Obstructive sleep apnea syndrome (OSAS) is characterized by fruitless respiratory efforts after repetitive airway occlusion during drowsiness and sleep, determining respiratory pauses longer than 10 seconds that may be accompanied by oxygen desaturation. Medullary respiratory centers and ascendant reticular system are activated, with concomitant awakening and resumption of airflow.
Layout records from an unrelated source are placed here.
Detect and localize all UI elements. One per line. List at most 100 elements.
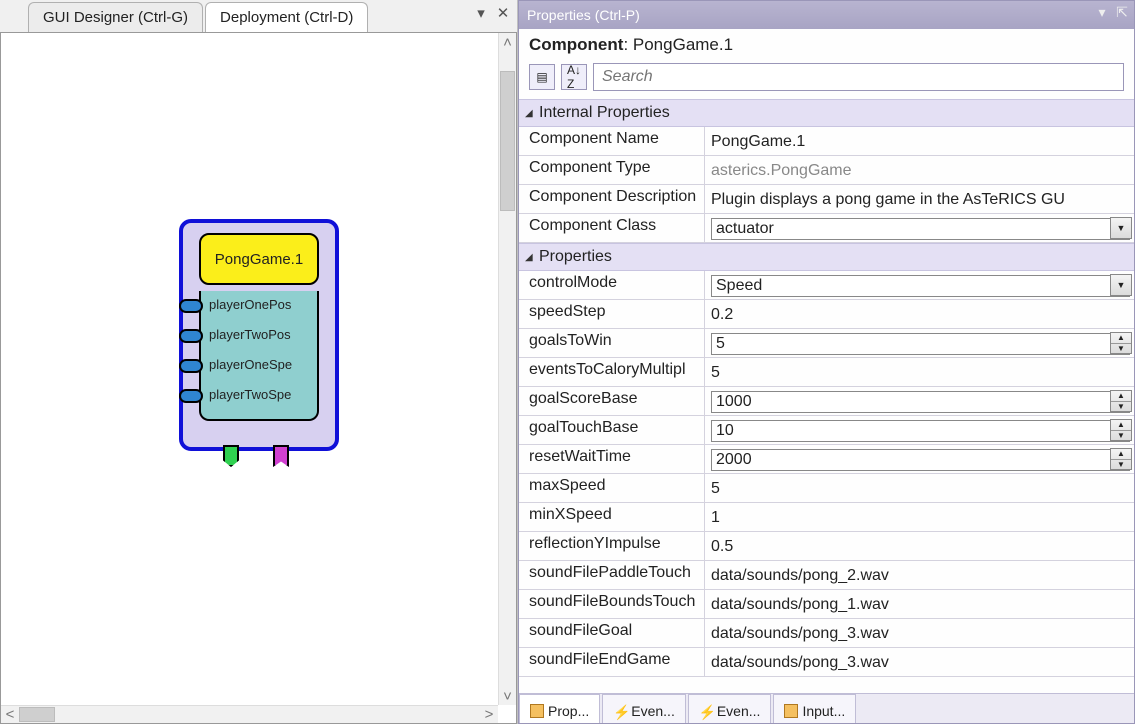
deployment-canvas[interactable]: PongGame.1 playerOnePos playerTwoPos pla… xyxy=(0,32,517,724)
property-row: reflectionYImpulse0.5 xyxy=(519,532,1134,561)
property-key: maxSpeed xyxy=(519,474,705,502)
scroll-left-icon[interactable]: ˂ xyxy=(1,706,19,723)
spinner-arrows-icon[interactable]: ▲▼ xyxy=(1110,390,1132,412)
property-key: soundFileGoal xyxy=(519,619,705,647)
port-label: playerTwoSpe xyxy=(209,387,291,402)
scroll-thumb[interactable] xyxy=(19,707,55,722)
bottom-tab[interactable]: Prop... xyxy=(519,694,600,723)
tab-gui-designer[interactable]: GUI Designer (Ctrl-G) xyxy=(28,2,203,32)
property-row: eventsToCaloryMultipl5 xyxy=(519,358,1134,387)
property-value[interactable]: PongGame.1 xyxy=(705,127,1134,155)
alphabetical-sort-button[interactable]: A↓Z xyxy=(561,64,587,90)
bottom-tab[interactable]: ⚡ Even... xyxy=(602,694,686,723)
property-value[interactable]: data/sounds/pong_3.wav xyxy=(705,619,1134,647)
property-value[interactable]: 5 xyxy=(705,474,1134,502)
property-value[interactable]: 0.5 xyxy=(705,532,1134,560)
property-key: speedStep xyxy=(519,300,705,328)
dropdown-arrow-icon[interactable]: ▼ xyxy=(1110,274,1132,296)
property-key: minXSpeed xyxy=(519,503,705,531)
property-row: soundFileBoundsTouchdata/sounds/pong_1.w… xyxy=(519,590,1134,619)
property-key: soundFilePaddleTouch xyxy=(519,561,705,589)
spinner-arrows-icon[interactable]: ▲▼ xyxy=(1110,448,1132,470)
property-value[interactable]: 10▲▼ xyxy=(705,416,1134,444)
categorized-view-button[interactable]: ▤ xyxy=(529,64,555,90)
property-key: Component Description xyxy=(519,185,705,213)
scroll-down-icon[interactable]: ˅ xyxy=(499,687,516,705)
component-node-ponggame[interactable]: PongGame.1 playerOnePos playerTwoPos pla… xyxy=(179,219,339,451)
property-key: soundFileBoundsTouch xyxy=(519,590,705,618)
pin-properties-icon[interactable]: ⇱ xyxy=(1114,4,1130,20)
dropdown-arrow-icon[interactable]: ▼ xyxy=(1110,217,1132,239)
input-port-playerOneSpe[interactable] xyxy=(179,359,203,373)
lightning-icon: ⚡ xyxy=(613,704,627,718)
property-key: goalsToWin xyxy=(519,329,705,357)
event-trigger-port-icon[interactable] xyxy=(273,445,289,467)
property-row: soundFilePaddleTouchdata/sounds/pong_2.w… xyxy=(519,561,1134,590)
scroll-right-icon[interactable]: ˃ xyxy=(480,706,498,723)
designer-pane: GUI Designer (Ctrl-G) Deployment (Ctrl-D… xyxy=(0,0,518,724)
lightning-icon: ⚡ xyxy=(699,704,713,718)
property-value[interactable]: 1 xyxy=(705,503,1134,531)
properties-panel-header[interactable]: Properties (Ctrl-P) ▾ ⇱ xyxy=(519,1,1134,29)
property-value[interactable]: 1000▲▼ xyxy=(705,387,1134,415)
property-row: speedStep0.2 xyxy=(519,300,1134,329)
section-properties[interactable]: Properties xyxy=(519,243,1134,271)
property-value[interactable]: 5 xyxy=(705,358,1134,386)
property-key: Component Class xyxy=(519,214,705,242)
canvas-horizontal-scrollbar[interactable]: ˂ ˃ xyxy=(1,705,498,723)
property-value[interactable]: Speed▼ xyxy=(705,271,1134,299)
properties-bottom-tabs: Prop...⚡Even...⚡Even...Input... xyxy=(519,693,1134,723)
spinner-arrows-icon[interactable]: ▲▼ xyxy=(1110,419,1132,441)
property-value[interactable]: Plugin displays a pong game in the AsTeR… xyxy=(705,185,1134,213)
property-value[interactable]: data/sounds/pong_3.wav xyxy=(705,648,1134,676)
properties-icon xyxy=(530,704,544,718)
properties-search-input[interactable] xyxy=(593,63,1124,91)
property-row: maxSpeed5 xyxy=(519,474,1134,503)
scroll-up-icon[interactable]: ˄ xyxy=(499,33,516,51)
properties-panel-title: Properties (Ctrl-P) xyxy=(527,7,640,23)
property-value[interactable]: 2000▲▼ xyxy=(705,445,1134,473)
property-key: Component Name xyxy=(519,127,705,155)
input-port-playerTwoSpe[interactable] xyxy=(179,389,203,403)
property-value[interactable]: data/sounds/pong_2.wav xyxy=(705,561,1134,589)
bottom-tab-label: Even... xyxy=(631,703,675,719)
tab-deployment[interactable]: Deployment (Ctrl-D) xyxy=(205,2,368,32)
property-key: eventsToCaloryMultipl xyxy=(519,358,705,386)
bottom-tab-label: Prop... xyxy=(548,703,589,719)
input-port-playerTwoPos[interactable] xyxy=(179,329,203,343)
event-listener-port-icon[interactable] xyxy=(223,445,239,467)
port-label: playerTwoPos xyxy=(209,327,291,342)
property-row: Component DescriptionPlugin displays a p… xyxy=(519,185,1134,214)
component-node-body: playerOnePos playerTwoPos playerOneSpe p… xyxy=(199,291,319,421)
property-row: minXSpeed1 xyxy=(519,503,1134,532)
property-key: controlMode xyxy=(519,271,705,299)
port-label: playerOneSpe xyxy=(209,357,292,372)
bottom-tab[interactable]: ⚡Even... xyxy=(688,694,772,723)
close-panel-icon[interactable]: ✕ xyxy=(495,5,511,21)
bottom-tab[interactable]: Input... xyxy=(773,694,856,723)
minimize-properties-icon[interactable]: ▾ xyxy=(1094,4,1110,20)
canvas-vertical-scrollbar[interactable]: ˄ ˅ xyxy=(498,33,516,705)
input-port-playerOnePos[interactable] xyxy=(179,299,203,313)
property-value[interactable]: actuator▼ xyxy=(705,214,1134,242)
section-internal-properties[interactable]: Internal Properties xyxy=(519,99,1134,127)
input-ports-icon xyxy=(784,704,798,718)
property-key: reflectionYImpulse xyxy=(519,532,705,560)
property-key: Component Type xyxy=(519,156,705,184)
property-value[interactable]: 0.2 xyxy=(705,300,1134,328)
property-row: goalsToWin5▲▼ xyxy=(519,329,1134,358)
component-node-title: PongGame.1 xyxy=(199,233,319,285)
minimize-panel-icon[interactable]: ▾ xyxy=(473,5,489,21)
property-key: resetWaitTime xyxy=(519,445,705,473)
property-value[interactable]: data/sounds/pong_1.wav xyxy=(705,590,1134,618)
property-key: goalTouchBase xyxy=(519,416,705,444)
scroll-thumb[interactable] xyxy=(500,71,515,211)
property-row: Component Typeasterics.PongGame xyxy=(519,156,1134,185)
properties-toolbar: ▤ A↓Z xyxy=(519,63,1134,99)
property-value: asterics.PongGame xyxy=(705,156,1134,184)
property-row: Component NamePongGame.1 xyxy=(519,127,1134,156)
component-heading: Component: PongGame.1 xyxy=(519,29,1134,63)
property-value[interactable]: 5▲▼ xyxy=(705,329,1134,357)
spinner-arrows-icon[interactable]: ▲▼ xyxy=(1110,332,1132,354)
properties-panel: Properties (Ctrl-P) ▾ ⇱ Component: PongG… xyxy=(518,0,1135,724)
Obstruction relieve is usually accompanied by loud snoring.1

Clinical case: important contact loss presented by an 81 yo patient in ICU. EEG showed alternating periods of drowsiness accompanied by loud snoring and short wakefulness.  Oronasal thermocouple confirmed apnea (OSAS). (Figures 1 & 2)
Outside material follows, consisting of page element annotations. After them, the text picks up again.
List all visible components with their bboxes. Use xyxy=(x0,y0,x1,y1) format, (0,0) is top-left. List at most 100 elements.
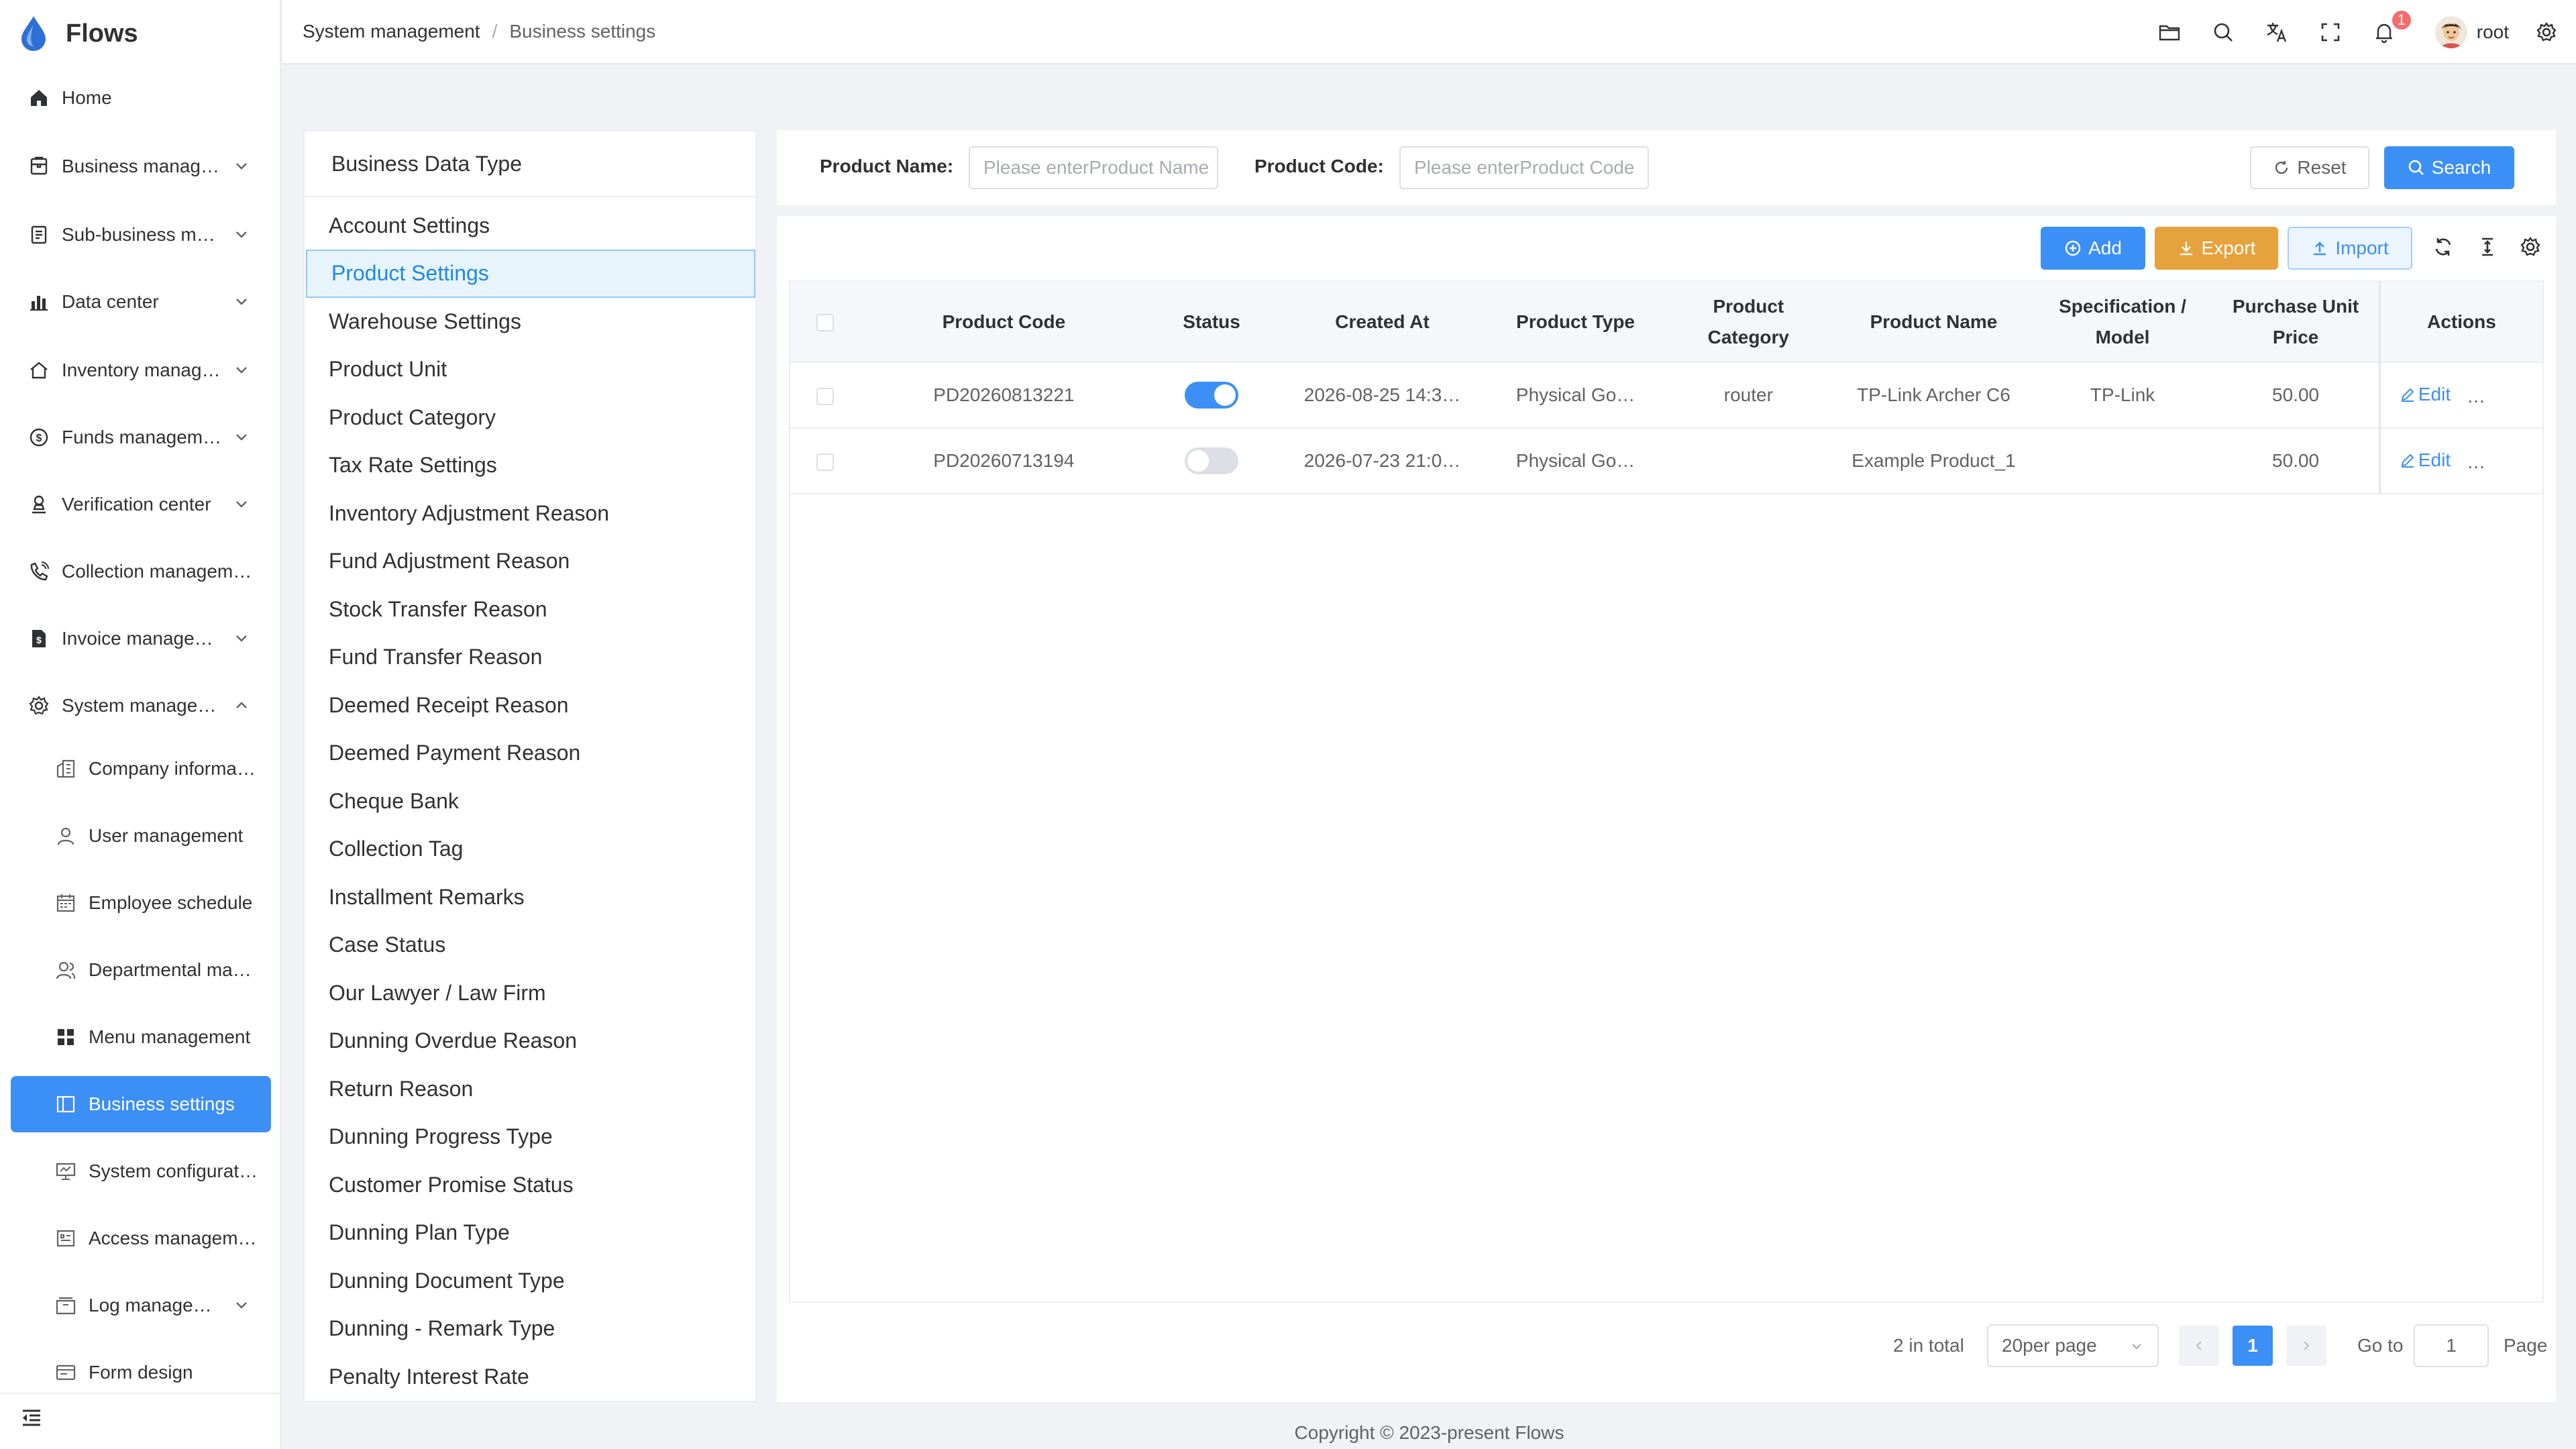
sidebar-subitem-log-management[interactable]: Log manage… xyxy=(11,1277,271,1334)
sidebar: Flows Home Business manag… Sub-business … xyxy=(0,0,281,1449)
goto-page-input[interactable]: 1 xyxy=(2414,1324,2489,1367)
row-checkbox[interactable] xyxy=(816,453,834,471)
business-data-type-item[interactable]: Return Reason xyxy=(305,1065,755,1113)
next-page-button[interactable] xyxy=(2286,1326,2326,1366)
sidebar-item-funds-management[interactable]: $ Funds managem… xyxy=(11,409,271,466)
folder-icon[interactable] xyxy=(2156,19,2183,46)
sidebar-item-label: Form design xyxy=(89,1362,193,1383)
sidebar-item-collection-management[interactable]: Collection managem… xyxy=(11,543,271,600)
search-icon[interactable] xyxy=(2210,19,2237,46)
sidebar-item-invoice-management[interactable]: $ Invoice manage… xyxy=(11,610,271,667)
sidebar-subitem-departmental-management[interactable]: Departmental ma… xyxy=(11,942,271,998)
sidebar-item-home[interactable]: Home xyxy=(11,70,271,126)
refresh-table-icon[interactable] xyxy=(2431,235,2455,259)
business-data-type-item[interactable]: Product Unit xyxy=(305,345,755,394)
business-data-type-item[interactable]: Dunning Document Type xyxy=(305,1256,755,1305)
sidebar-item-sub-business[interactable]: Sub-business m… xyxy=(11,207,271,263)
book-icon xyxy=(54,1092,78,1116)
column-header-status[interactable]: Status xyxy=(1147,282,1276,363)
edit-button[interactable]: Edit xyxy=(2400,384,2451,405)
grid-icon xyxy=(54,1025,78,1049)
column-header-product-type[interactable]: Product Type xyxy=(1489,282,1662,363)
sidebar-subitem-access-management[interactable]: Access managem… xyxy=(11,1210,271,1267)
sidebar-item-label: Collection managem… xyxy=(62,561,252,582)
select-all-checkbox-cell xyxy=(790,282,860,363)
top-header: System management / Business settings 1 … xyxy=(282,0,2576,64)
business-data-type-item[interactable]: Our Lawyer / Law Firm xyxy=(305,969,755,1017)
business-data-type-item[interactable]: Customer Promise Status xyxy=(305,1161,755,1209)
column-header-created-at[interactable]: Created At xyxy=(1275,282,1489,363)
page-size-select[interactable]: 20per page xyxy=(1987,1324,2159,1367)
column-header-specification-model[interactable]: Specification / Model xyxy=(2032,282,2213,363)
notification-badge: 1 xyxy=(2390,9,2412,31)
settings-gear-icon[interactable] xyxy=(2533,19,2560,46)
column-height-icon[interactable] xyxy=(2475,235,2500,259)
export-button[interactable]: Export xyxy=(2155,227,2278,270)
business-data-type-item[interactable]: Deemed Payment Reason xyxy=(305,729,755,777)
breadcrumb-item-system-management[interactable]: System management xyxy=(303,21,480,42)
sidebar-item-inventory-management[interactable]: Inventory manag… xyxy=(11,342,271,398)
sidebar-item-label: Inventory manag… xyxy=(62,360,221,380)
sidebar-subitem-menu-management[interactable]: Menu management xyxy=(11,1009,271,1065)
business-data-type-item[interactable]: Tax Rate Settings xyxy=(305,441,755,490)
business-data-type-item[interactable]: Case Status xyxy=(305,921,755,969)
sidebar-collapse-button[interactable] xyxy=(20,1406,43,1429)
business-data-type-item[interactable]: Installment Remarks xyxy=(305,873,755,921)
sidebar-subitem-employee-schedule[interactable]: Employee schedule xyxy=(11,875,271,931)
row-checkbox[interactable] xyxy=(816,387,834,405)
chevron-up-icon xyxy=(236,702,247,708)
panel-title: Business Data Type xyxy=(305,131,755,197)
import-button[interactable]: Import xyxy=(2288,227,2412,270)
notification-bell-icon[interactable]: 1 xyxy=(2371,9,2412,46)
business-data-type-item[interactable]: Dunning Progress Type xyxy=(305,1113,755,1161)
logo[interactable]: Flows xyxy=(17,15,138,52)
page-number-current[interactable]: 1 xyxy=(2233,1326,2273,1366)
column-header-purchase-unit-price[interactable]: Purchase Unit Price xyxy=(2212,282,2380,363)
add-button[interactable]: Add xyxy=(2041,227,2145,270)
search-button[interactable]: Search xyxy=(2384,146,2514,189)
business-data-type-item[interactable]: Fund Transfer Reason xyxy=(305,633,755,682)
status-toggle[interactable] xyxy=(1185,382,1239,409)
business-data-type-item[interactable]: Penalty Interest Rate xyxy=(305,1352,755,1401)
user-menu[interactable]: root xyxy=(2434,16,2509,48)
sidebar-subitem-system-configuration[interactable]: System configurat… xyxy=(11,1143,271,1199)
business-data-type-item[interactable]: Product Category xyxy=(305,393,755,441)
status-toggle[interactable] xyxy=(1185,447,1239,474)
column-header-product-category[interactable]: Product Category xyxy=(1662,282,1835,363)
sidebar-item-business-management[interactable]: Business manag… xyxy=(11,138,271,195)
business-data-type-item[interactable]: Warehouse Settings xyxy=(305,297,755,345)
business-data-type-item[interactable]: Inventory Adjustment Reason xyxy=(305,489,755,537)
column-header-product-name[interactable]: Product Name xyxy=(1835,282,2033,363)
sidebar-item-verification-center[interactable]: Verification center xyxy=(11,476,271,533)
business-data-type-item[interactable]: Dunning - Remark Type xyxy=(305,1305,755,1353)
product-name-input[interactable]: Please enterProduct Name xyxy=(969,146,1218,189)
edit-button[interactable]: Edit xyxy=(2400,449,2451,471)
sidebar-subitem-user-management[interactable]: User management xyxy=(11,808,271,864)
business-data-type-item[interactable]: Dunning Overdue Reason xyxy=(305,1017,755,1065)
business-data-type-item[interactable]: Collection Tag xyxy=(305,825,755,873)
business-data-type-item[interactable]: Dunning Plan Type xyxy=(305,1209,755,1257)
business-data-type-item[interactable]: Deemed Receipt Reason xyxy=(305,681,755,729)
chevron-down-icon xyxy=(2132,1344,2141,1350)
business-data-type-item[interactable]: Cheque Bank xyxy=(305,777,755,825)
business-data-type-item[interactable]: Product Settings xyxy=(306,249,755,298)
reset-button[interactable]: Reset xyxy=(2250,146,2369,189)
sidebar-item-data-center[interactable]: Data center xyxy=(11,274,271,330)
sidebar-item-system-management[interactable]: System manage… xyxy=(11,678,271,734)
sidebar-subitem-company-information[interactable]: Company informa… xyxy=(11,741,271,797)
select-all-checkbox[interactable] xyxy=(816,314,834,332)
document-icon xyxy=(27,223,51,247)
business-data-type-item[interactable]: Account Settings xyxy=(305,201,755,250)
business-data-type-item[interactable]: Fund Adjustment Reason xyxy=(305,537,755,586)
column-header-product-code[interactable]: Product Code xyxy=(859,282,1148,363)
building-icon xyxy=(54,757,78,781)
pagination-total: 2 in total xyxy=(1893,1335,1964,1356)
business-data-type-item[interactable]: Stock Transfer Reason xyxy=(305,585,755,633)
column-settings-icon[interactable] xyxy=(2518,235,2542,259)
fullscreen-icon[interactable] xyxy=(2317,19,2344,46)
sidebar-subitem-business-settings[interactable]: Business settings xyxy=(11,1076,271,1132)
translate-icon[interactable] xyxy=(2263,19,2290,46)
product-code-input[interactable]: Please enterProduct Code xyxy=(1399,146,1649,189)
prev-page-button[interactable] xyxy=(2179,1326,2219,1366)
cell-product-category: router xyxy=(1662,362,1835,429)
Sleep specialist was consulted and clear improvement occurred after CPAP installation. EEG is no polysomnography substitute, but may raise the question, and orient the necessity of evaluation. It is important to consider this diagnosis, especially in old aged patients. Besides, alternating EEG rhythms from drowsiness to wakefulness was nicely explained.

 

Figure 1. 30 seconds page from top to bottom: 18 EEG channels (montage on the left), sensitivity 7 µV/mm, filters 0,5 – 70 Hz, 1 channel for respiration (oronasal thermocouple) and 1 for EKG. Respiration channel during drowsiness shows a flat line for 30 seconds; the apnea lasted longer. Right side figure shows slow waves predominance on 4 CSA (Compressed Spectral Array) channels comparing left x right and anterior x posterior regions, and video recording below.

 

Figure 2. Same patient showing that after 25 seconds respiration resumes, accompanied by loud snoring.

Reference

Broughton RJ. Polysomnography: Principles and Applications in Sleep and Arousal Disorders. in Nierdermeyer E, Silva FL editors. Electroencephalography: Basic Principles, Clinical Applications, and Related Fields. 4th ed. Philadelphia: Lippincott Williams & Wilkins, 1999. p. 858-895.